Yaklaşık iki yıldır, 3. Basamak sağlık hizmeti veren Üniversite Hastanelerinin çalışma koşullarının ağırlığından doğan sıkıntıları personel ihtiyacının gerektiğini anlatmaya çalıştıklarını dile getiren Demir, zor şartlar altında çalıştıklarını söyledi. Demir, "Üniversite hastaneleri önemli eğitim ve bilim yuvalarıdır, lakin kurum çalışanları son dönemlerde zor bir çalışma ortamına maruz bırakılmışlardır.
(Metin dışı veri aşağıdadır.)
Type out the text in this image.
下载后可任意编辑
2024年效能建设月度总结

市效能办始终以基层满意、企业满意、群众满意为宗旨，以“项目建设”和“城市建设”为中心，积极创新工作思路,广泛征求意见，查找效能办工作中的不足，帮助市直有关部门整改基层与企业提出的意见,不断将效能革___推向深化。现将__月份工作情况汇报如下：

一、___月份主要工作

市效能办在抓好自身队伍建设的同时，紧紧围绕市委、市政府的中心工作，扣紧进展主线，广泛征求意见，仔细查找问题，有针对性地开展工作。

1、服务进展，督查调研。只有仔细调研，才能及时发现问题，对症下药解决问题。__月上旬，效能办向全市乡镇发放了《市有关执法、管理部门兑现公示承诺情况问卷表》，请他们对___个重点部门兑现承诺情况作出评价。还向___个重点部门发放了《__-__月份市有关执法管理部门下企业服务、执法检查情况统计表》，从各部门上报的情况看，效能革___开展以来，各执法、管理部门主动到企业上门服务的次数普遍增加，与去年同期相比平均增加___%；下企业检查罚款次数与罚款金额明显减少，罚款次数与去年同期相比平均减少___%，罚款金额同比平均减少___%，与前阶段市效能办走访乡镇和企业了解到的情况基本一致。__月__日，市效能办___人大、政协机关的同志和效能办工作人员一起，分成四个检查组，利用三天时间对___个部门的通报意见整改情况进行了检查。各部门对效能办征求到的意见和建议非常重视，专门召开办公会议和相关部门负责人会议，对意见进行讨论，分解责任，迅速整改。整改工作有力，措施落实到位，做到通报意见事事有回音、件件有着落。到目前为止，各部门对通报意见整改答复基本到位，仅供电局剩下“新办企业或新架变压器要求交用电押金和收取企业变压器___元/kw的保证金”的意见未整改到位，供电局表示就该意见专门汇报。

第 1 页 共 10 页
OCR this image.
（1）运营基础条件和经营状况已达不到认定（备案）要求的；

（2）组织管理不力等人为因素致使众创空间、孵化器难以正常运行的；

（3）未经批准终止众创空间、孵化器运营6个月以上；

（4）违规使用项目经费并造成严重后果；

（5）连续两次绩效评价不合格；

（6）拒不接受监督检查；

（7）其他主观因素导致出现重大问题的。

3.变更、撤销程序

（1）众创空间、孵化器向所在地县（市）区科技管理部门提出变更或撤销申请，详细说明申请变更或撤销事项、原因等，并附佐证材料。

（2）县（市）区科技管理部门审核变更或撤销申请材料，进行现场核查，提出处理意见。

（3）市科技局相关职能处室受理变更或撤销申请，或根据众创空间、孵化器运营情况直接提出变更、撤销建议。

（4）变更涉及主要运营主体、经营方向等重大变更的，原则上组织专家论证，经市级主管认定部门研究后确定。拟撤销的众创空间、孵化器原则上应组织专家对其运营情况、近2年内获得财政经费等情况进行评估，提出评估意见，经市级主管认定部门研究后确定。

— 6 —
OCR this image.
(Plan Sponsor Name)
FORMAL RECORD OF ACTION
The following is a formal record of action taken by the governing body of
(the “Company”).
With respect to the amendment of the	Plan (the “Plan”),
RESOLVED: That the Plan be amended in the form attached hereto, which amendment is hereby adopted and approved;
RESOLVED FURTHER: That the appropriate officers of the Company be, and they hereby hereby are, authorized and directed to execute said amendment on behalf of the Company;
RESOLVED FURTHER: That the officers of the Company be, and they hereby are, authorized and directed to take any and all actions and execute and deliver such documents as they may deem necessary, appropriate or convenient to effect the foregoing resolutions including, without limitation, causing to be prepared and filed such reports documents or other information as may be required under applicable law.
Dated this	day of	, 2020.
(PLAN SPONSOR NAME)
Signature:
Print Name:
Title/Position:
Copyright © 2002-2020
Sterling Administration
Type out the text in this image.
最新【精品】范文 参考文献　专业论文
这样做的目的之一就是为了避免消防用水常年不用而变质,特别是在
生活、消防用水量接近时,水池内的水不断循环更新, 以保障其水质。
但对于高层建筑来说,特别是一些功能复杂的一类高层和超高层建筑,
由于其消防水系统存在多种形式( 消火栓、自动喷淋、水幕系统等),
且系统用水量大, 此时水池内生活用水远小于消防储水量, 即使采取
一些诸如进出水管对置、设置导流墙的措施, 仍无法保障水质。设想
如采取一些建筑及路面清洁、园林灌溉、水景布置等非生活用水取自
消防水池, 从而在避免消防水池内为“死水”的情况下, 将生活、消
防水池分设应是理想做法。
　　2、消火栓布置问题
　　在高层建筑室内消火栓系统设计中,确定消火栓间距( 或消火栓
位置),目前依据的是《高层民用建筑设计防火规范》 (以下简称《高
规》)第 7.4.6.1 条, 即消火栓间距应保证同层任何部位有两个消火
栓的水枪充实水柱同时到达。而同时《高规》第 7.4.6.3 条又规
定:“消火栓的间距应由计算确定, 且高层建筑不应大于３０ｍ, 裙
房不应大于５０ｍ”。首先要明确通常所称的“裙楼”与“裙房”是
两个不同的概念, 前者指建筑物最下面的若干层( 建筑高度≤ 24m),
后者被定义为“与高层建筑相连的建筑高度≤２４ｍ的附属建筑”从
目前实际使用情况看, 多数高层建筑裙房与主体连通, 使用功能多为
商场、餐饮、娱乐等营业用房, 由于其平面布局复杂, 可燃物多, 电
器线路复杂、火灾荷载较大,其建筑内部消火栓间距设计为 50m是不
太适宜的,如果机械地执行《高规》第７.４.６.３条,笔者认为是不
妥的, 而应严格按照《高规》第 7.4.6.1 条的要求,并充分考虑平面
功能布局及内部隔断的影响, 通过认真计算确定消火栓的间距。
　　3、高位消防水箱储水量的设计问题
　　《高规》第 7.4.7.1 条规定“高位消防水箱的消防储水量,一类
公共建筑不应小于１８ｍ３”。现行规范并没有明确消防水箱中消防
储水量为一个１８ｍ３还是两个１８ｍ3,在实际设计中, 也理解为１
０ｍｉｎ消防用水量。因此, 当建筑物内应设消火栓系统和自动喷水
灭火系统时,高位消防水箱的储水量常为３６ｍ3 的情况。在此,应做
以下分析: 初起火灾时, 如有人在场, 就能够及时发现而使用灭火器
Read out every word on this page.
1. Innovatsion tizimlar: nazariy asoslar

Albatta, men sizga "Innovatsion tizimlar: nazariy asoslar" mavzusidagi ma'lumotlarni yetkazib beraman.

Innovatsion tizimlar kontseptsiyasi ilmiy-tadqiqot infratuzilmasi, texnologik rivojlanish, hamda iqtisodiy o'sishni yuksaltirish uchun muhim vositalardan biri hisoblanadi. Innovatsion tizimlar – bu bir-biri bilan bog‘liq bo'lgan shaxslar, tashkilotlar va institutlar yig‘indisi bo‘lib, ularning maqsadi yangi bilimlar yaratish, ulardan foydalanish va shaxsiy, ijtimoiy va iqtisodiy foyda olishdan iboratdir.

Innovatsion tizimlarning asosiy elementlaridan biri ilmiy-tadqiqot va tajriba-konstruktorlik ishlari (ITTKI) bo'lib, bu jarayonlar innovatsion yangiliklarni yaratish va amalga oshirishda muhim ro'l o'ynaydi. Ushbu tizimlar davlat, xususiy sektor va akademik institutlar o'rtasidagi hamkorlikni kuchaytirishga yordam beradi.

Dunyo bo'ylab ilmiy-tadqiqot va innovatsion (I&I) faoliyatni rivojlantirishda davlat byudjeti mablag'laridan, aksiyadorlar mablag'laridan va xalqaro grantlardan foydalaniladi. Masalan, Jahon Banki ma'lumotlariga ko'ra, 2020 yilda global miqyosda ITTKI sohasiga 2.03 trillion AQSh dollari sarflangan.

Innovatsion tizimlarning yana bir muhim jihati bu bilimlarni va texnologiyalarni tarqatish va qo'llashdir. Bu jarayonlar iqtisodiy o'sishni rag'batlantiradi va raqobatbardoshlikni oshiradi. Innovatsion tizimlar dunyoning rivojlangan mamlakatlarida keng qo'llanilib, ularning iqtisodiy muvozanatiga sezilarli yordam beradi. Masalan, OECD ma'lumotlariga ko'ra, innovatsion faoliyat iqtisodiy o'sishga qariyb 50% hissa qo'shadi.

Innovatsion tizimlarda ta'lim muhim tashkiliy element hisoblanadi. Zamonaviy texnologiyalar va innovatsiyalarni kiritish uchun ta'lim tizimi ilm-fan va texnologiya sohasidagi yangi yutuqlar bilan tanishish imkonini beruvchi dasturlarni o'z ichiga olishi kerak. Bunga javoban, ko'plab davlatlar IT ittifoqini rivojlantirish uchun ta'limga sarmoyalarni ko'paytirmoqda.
Defalarca Yeterli kadro, çalışma barışı, döner sermayede artış talebi ve nöbet ücretlerinin düzenli ödenmesi dedik. Sorunların yüzlerce kez dile getirilmesini sağladık, eylemler yapacağımızı söyledik. "Tüm çalışanlar kan ağlıyor" dedik ve ne yazık ki yetkili tüm birimler bizlere gözü kör, kulağı sağır bakar oldu. Gelinen noktanın vahimiyeti hepimizce malum, bazı birimlerde medikal firmalara para ödenmediği gerekçesi ile ameliyatlar yapılamıyor. Bu durumdan dolayı hem hasta mağduriyeti meydana gelmektedir. Hem Kamu zararı oluşmaktadır. Ameliyathane ve birçok birimde çalışanlar artık katlanılamaz bir çalışma ortamına maruz bırakılmalarından dolayı tükenmişliğin son noktasına gelmişlerdir. İzin kullanamayan, fazla mesaide çalıştırılan, personel eksikliği nedeni ile sürekli farklı birimlere çekilen, çalışanlar zor şartlar altındadırlar. Buna karşın kurum ise iş yükünün azaltılmasına yönelik hiçbir somut adım atmamakta tüm çalışanları birçok sorunlar ile baş başa bırakmaktadır" şeklinde konuştu.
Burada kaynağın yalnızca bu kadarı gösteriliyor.